Speaking to commemorate this year's May Day occasion on Saturday in Accra, Reverend Jonas Henaku of the Transform Life Ministries told the Ghana News Agency that such a practice do not only impact negatively on overall national output but also measured the role religious bodies play in the nation's growth and development.
"Substituting working hours for prayers and counselling as most Churches and other faiths do today, does not serve a good example for other working population and even unto God.
"The Bible says: If a man will not work, he shall not eat," this should be hallmark and nothing less than that should thought to members.
"Even if you do not have a job, sitting ideal in the name of faith shredded in slogans and clich=E9s such as 'God will provide, God shall supply all my needs according to his riches in glory and in His time he makes all things beautiful' would not solve the problem, Rev. Henaku advised.
On job remuneration, he said there was the need to put in place a mechanism that would ensure that worker productivity is tied to his wage or to pay labour commensurate to work done.

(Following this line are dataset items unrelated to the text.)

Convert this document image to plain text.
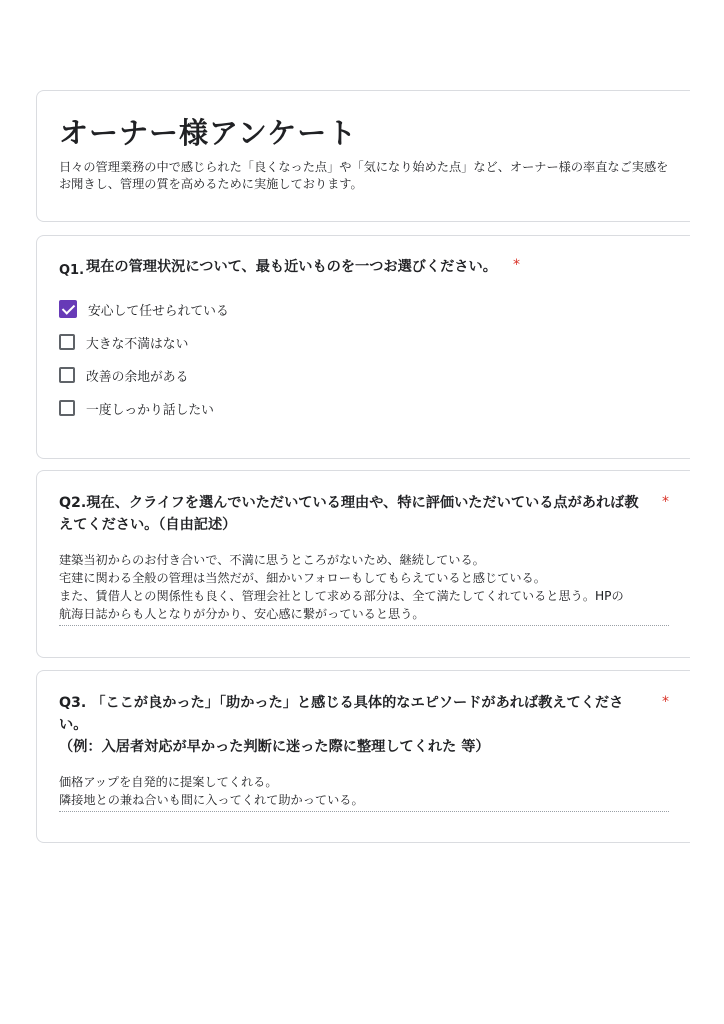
オーナー様アンケート

日々の管理業務の中で感じられた「良くなった点」や「気になり始めた点」など、オーナー様の率直なご実感をお聞きし、管理の質を高めるために実施しております。

Q1. 現在の管理状況について、最も近いものを一つお選びください。	*
安心して任せられている
大きな不満はない
改善の余地がある
一度しっかり話したい
Q2.現在、クライフを選んでいただいている理由や、特に評価いただいている点があれば教
えてください。（自由記述）
*
建築当初からのお付き合いで、不満に思うところがないため、継続している。
宅建に関わる全般の管理は当然だが、細かいフォローもしてもらえていると感じている。
また、賃借人との関係性も良く、管理会社として求める部分は、全て満たしてくれていると思う。HPの
航海日誌からも人となりが分かり、安心感に繋がっていると思う。
Q3. 「ここが良かった」「助かった」と感じる具体的なエピソードがあれば教えてくださ
い。
（例：入居者対応が早かった判断に迷った際に整理してくれた 等）
*
価格アップを自発的に提案してくれる。
隣接地との兼ね合いも間に入ってくれて助かっている。
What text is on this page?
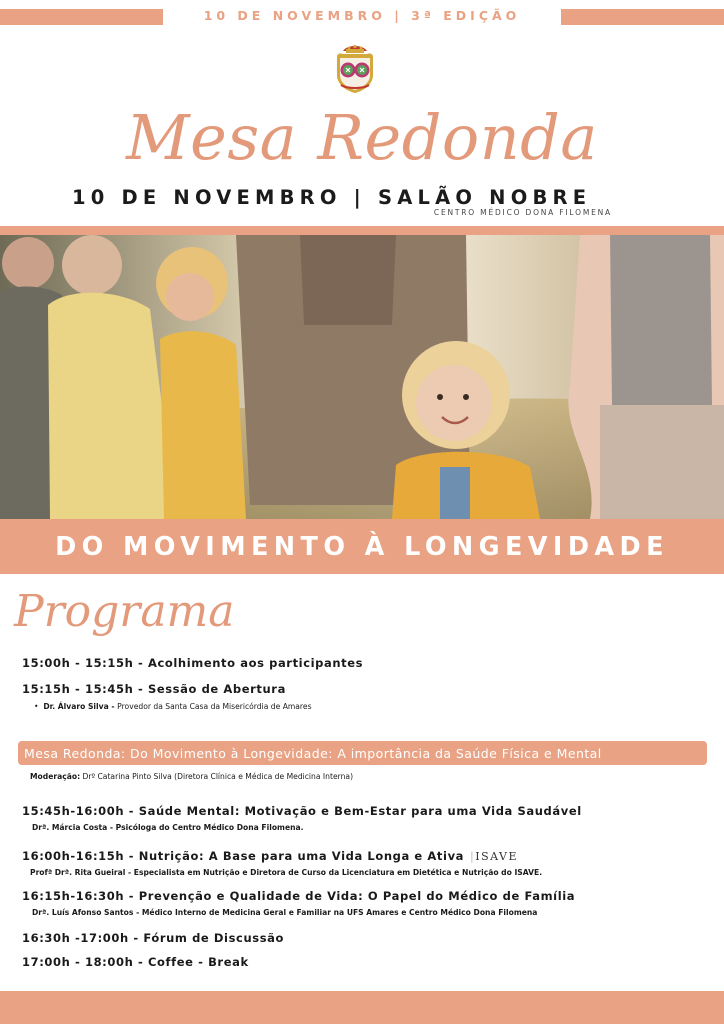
10 DE NOVEMBRO | 3ª EDIÇÃO
Mesa Redonda
10 DE NOVEMBRO | SALÃO NOBRE
CENTRO MÉDICO DONA FILOMENA
DO MOVIMENTO À LONGEVIDADE
Programa
15:00h - 15:15h - Acolhimento aos participantes
15:15h - 15:45h - Sessão de Abertura
• Dr. Álvaro Silva - Provedor da Santa Casa da Misericórdia de Amares
Mesa Redonda: Do Movimento à Longevidade: A importância da Saúde Física e Mental
Moderação: Drº Catarina Pinto Silva (Diretora Clínica e Médica de Medicina Interna)
15:45h-16:00h - Saúde Mental: Motivação e Bem-Estar para uma Vida Saudável
Drª. Márcia Costa - Psicóloga do Centro Médico Dona Filomena.
16:00h-16:15h - Nutrição: A Base para uma Vida Longa e Ativa |ISAVE
Profª Drª. Rita Gueiral - Especialista em Nutrição e Diretora de Curso da Licenciatura em Dietética e Nutrição do ISAVE.
16:15h-16:30h - Prevenção e Qualidade de Vida: O Papel do Médico de Família
Drª. Luís Afonso Santos - Médico Interno de Medicina Geral e Familiar na UFS Amares e Centro Médico Dona Filomena
16:30h -17:00h - Fórum de Discussão
17:00h - 18:00h - Coffee - Break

According to him this should form the crust of labour unions agitations for higher wages and until that was ensured, demonstrations and strikes to press for increase in salaries would be out of place. "Social loafing is not a healthy attitude to national growth, therefore every effort must be made by worker-institutions, especially in the pubic sector to check this menace," Rev. Henaku said.

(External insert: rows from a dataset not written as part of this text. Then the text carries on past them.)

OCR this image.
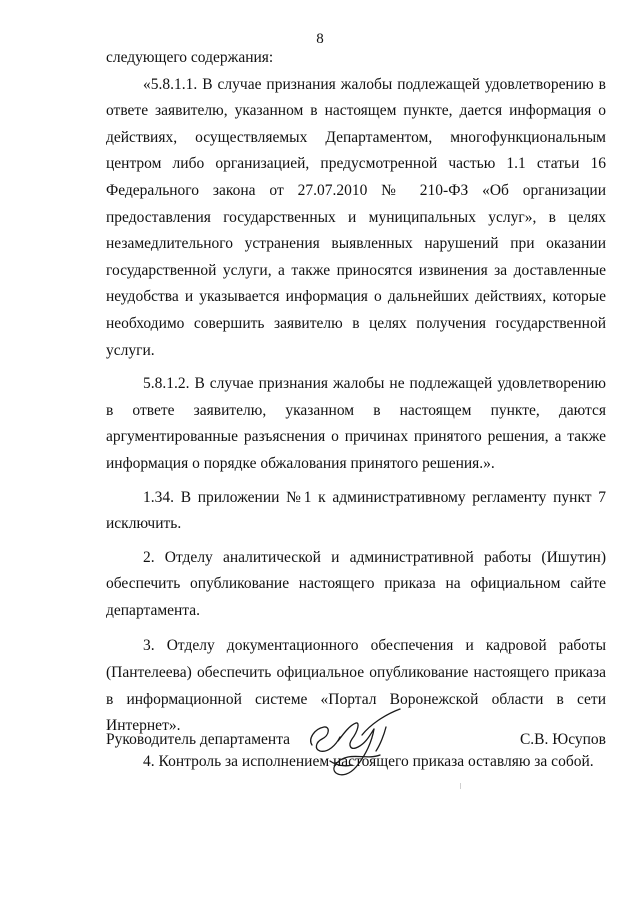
8

следующего содержания:

«5.8.1.1. В случае признания жалобы подлежащей удовлетворению в ответе заявителю, указанном в настоящем пункте, дается информация о действиях, осуществляемых Департаментом, многофункциональным центром либо организацией, предусмотренной частью 1.1 статьи 16 Федерального закона от 27.07.2010 № 210-ФЗ «Об организации предоставления государственных и муниципальных услуг», в целях незамедлительного устранения выявленных нарушений при оказании государственной услуги, а также приносятся извинения за доставленные неудобства и указывается информация о дальнейших действиях, которые необходимо совершить заявителю в целях получения государственной услуги.

5.8.1.2. В случае признания жалобы не подлежащей удовлетворению в ответе заявителю, указанном в настоящем пункте, даются аргументированные разъяснения о причинах принятого решения, а также информация о порядке обжалования принятого решения.».

1.34. В приложении №1 к административному регламенту пункт 7 исключить.

2. Отделу аналитической и административной работы (Ишутин) обеспечить опубликование настоящего приказа на официальном сайте департамента.

3. Отделу документационного обеспечения и кадровой работы (Пантелеева) обеспечить официальное опубликование настоящего приказа в информационной системе «Портал Воронежской области в сети Интернет».

4. Контроль за исполнением настоящего приказа оставляю за собой.

Руководитель департамента	С.В. Юсупов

He said the celebration of May Day should be made to seem to the worker as a time to add few cedis to his salary or wage, but more importantly a time to reflect on whether one is worth what he earns and how his work and earning have impacted on over-all productivity.
To the government and other employers, Rev. Henaku said, "There is the need for them to pay the Ghanaian employee what is due him because it will do a lot to reduce bribery and corruption in the system."
Quoting portions of the Bible, he said, "Where there are no oxen, the manger is empty but from the strength of an ox comes an abundant harvest," adding that government must take good care of workers so they could wok efficiently to increase output.
Rev. Henaku said, "loyalty, sacrifice, dedication, commitment and faithfulness to work come to replace malpractices such as bribery and corruption when people are well remunerated."